The sarcasm wasn’t lost on Groove. “I do. I just don’t get hit often.”
“There’s no such thing as luck. It’s all down to preparation and discipline.” Chisel worked as quickly, and as gently, as possible.
“In your humble opinion.”
“It’s fact. There.” He crossed back to the case and rummaged some more until he pulled out a small metal cylinder that bore the legend LIQUID POLYMER.
“What?” said Chisel. “You’d rather I used a hammer and some staples?”
“Just don’t get it in my ear, okay? I enjoy my hearing.”
“Whatever you say, Mister DJ.”
“Just get on with it.”
After Chisel sprayed the wound with the polymer, he tilted Groove’s head up to check the coverage in the light. Squinting, he bent down and, holding Groove by the chin, tilted his head from side to side.
“So Mazzaccheri’s is still in business, huh?”
Groove blinked rapidly, not expecting to hear the name of his favourite restaurant. “What?”
“Mazzaccheri’s. You ate there today.”
“How do you—did you follow me?”
Chisel let go of his face. “No, but you ate there.
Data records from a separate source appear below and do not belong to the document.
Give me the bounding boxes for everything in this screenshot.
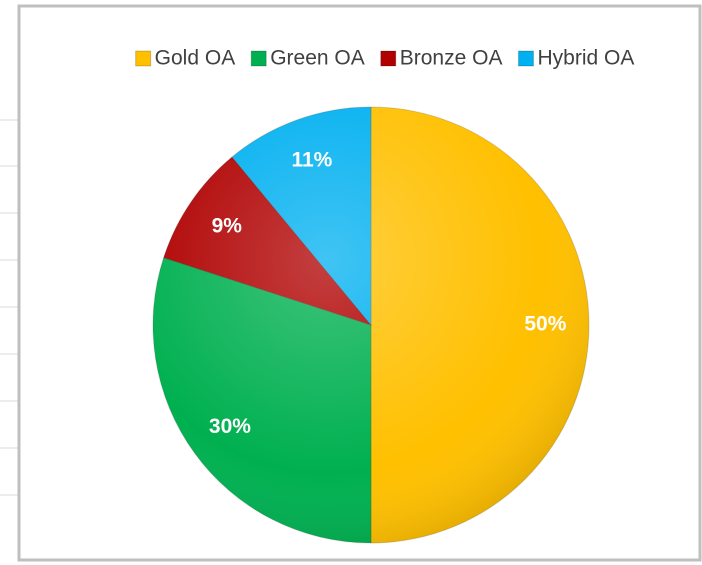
data-label: 50% (524, 313, 566, 336)
legend-swatch (380, 50, 397, 67)
legend-swatch (517, 50, 534, 67)
legend-swatch (250, 50, 267, 67)
legend-text: Hybrid OA (537, 47, 634, 70)
data-labels: 50% 30% 9% 11% (209, 148, 567, 438)
data-label: 30% (209, 415, 251, 438)
sheet-grid (0, 119, 18, 496)
legend-item: Green OA (250, 47, 365, 70)
legend-text: Green OA (270, 47, 365, 70)
legend-item: Gold OA (135, 47, 236, 70)
legend-item: Hybrid OA (517, 47, 634, 70)
legend-text: Bronze OA (400, 47, 503, 70)
data-label: 9% (212, 215, 243, 238)
legend-item: Bronze OA (380, 47, 503, 70)
data-label: 11% (291, 148, 332, 171)
legend-swatch (135, 50, 152, 67)
legend-text: Gold OA (155, 47, 236, 70)
legend: Gold OA Green OA Bronze OA Hybrid OA (135, 47, 634, 70)
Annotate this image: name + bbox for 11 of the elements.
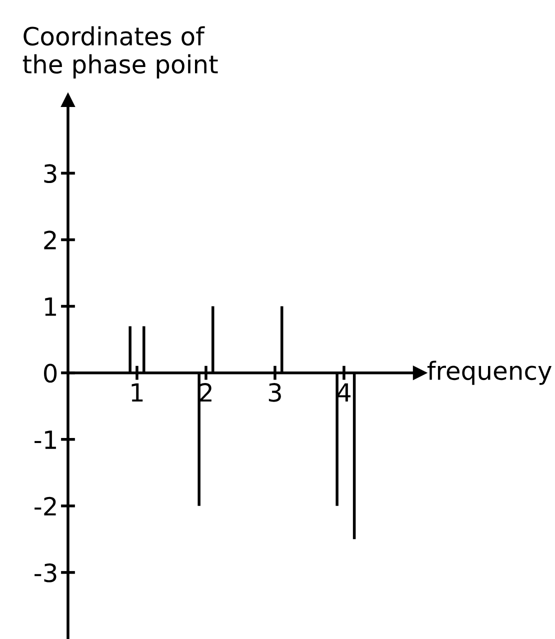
x-axis-title: frequency (427, 360, 552, 385)
x-tick-label: 1 (132, 383, 143, 402)
x-tick-label: 3 (268, 382, 281, 402)
y-tick-label: 0 (44, 364, 57, 383)
y-tick-label: 1 (45, 298, 56, 316)
y-tick-label: -1 (34, 430, 56, 449)
y-tick-label: -3 (34, 563, 56, 582)
y-axis-title: Coordinates of the phase point (22, 26, 218, 78)
y-tick-label: 2 (44, 230, 56, 250)
y-tick-label: -2 (34, 496, 56, 516)
y-tick-label: 3 (44, 164, 56, 184)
You had Pan di Ramerino.”
“How. The. Fuck?”
“I can smell rosemary, raisins, and sugar on your breath—and it’s Easter.”
“But how do you know it was from there?”
“Drillbit shits in their herb garden. I can smell that on your breath, too.”
The look of astonishment on Groove’s face quickly turned to disgust and he furiously wiped his mouth with the back of his hands while Chisel chuckled.
A noise from the other side of the room caught their attention and they both turned to the coffee table.
A small, green Chinstrap stood with his back to the holo-wall and watched as one of the other men scrabbled on the floor. “Just open the damn thing, Leach.”
“It’s sealed, sir. I can barely tell where the panel meets the wider flooring.”
Chinstrap made a sound of revulsion and called the shortest of the group over to where he stood. “Quake, can you do any better than our friend?”
“I’ll try, sir.”
Leach moved aside to let Quake assess the flooring.
Quake dropped to his knees and traced the line of the panel with his fingertip, pausing in places. “It’s the best work I’ve seen. I’m going to need equipment we don’t have to get this open.”
“They could already be putting distance between us, sir,” Leach chimed in. “There could be a transport bay down there for all we know.”
“Doubtful,” Chinstrap said. “The target’s profile suggests an attachment to this place. He doesn’t venture much farther than the club these days.”
Groove looked at Chisel’s quarters. “Is that true? For a homebody you really need to tidy up after yourself.”
Chinstrap had turned to face the holo-wall. “Am I the only one who smells blood?” His hologram blurred and reappeared at the other end of the coffee table.
“Is your display on the fritz?” Groove said. “He was just—” The sound of screaming cut him short.
“It’s not the display,” Chisel said. “It’s Drillbit.”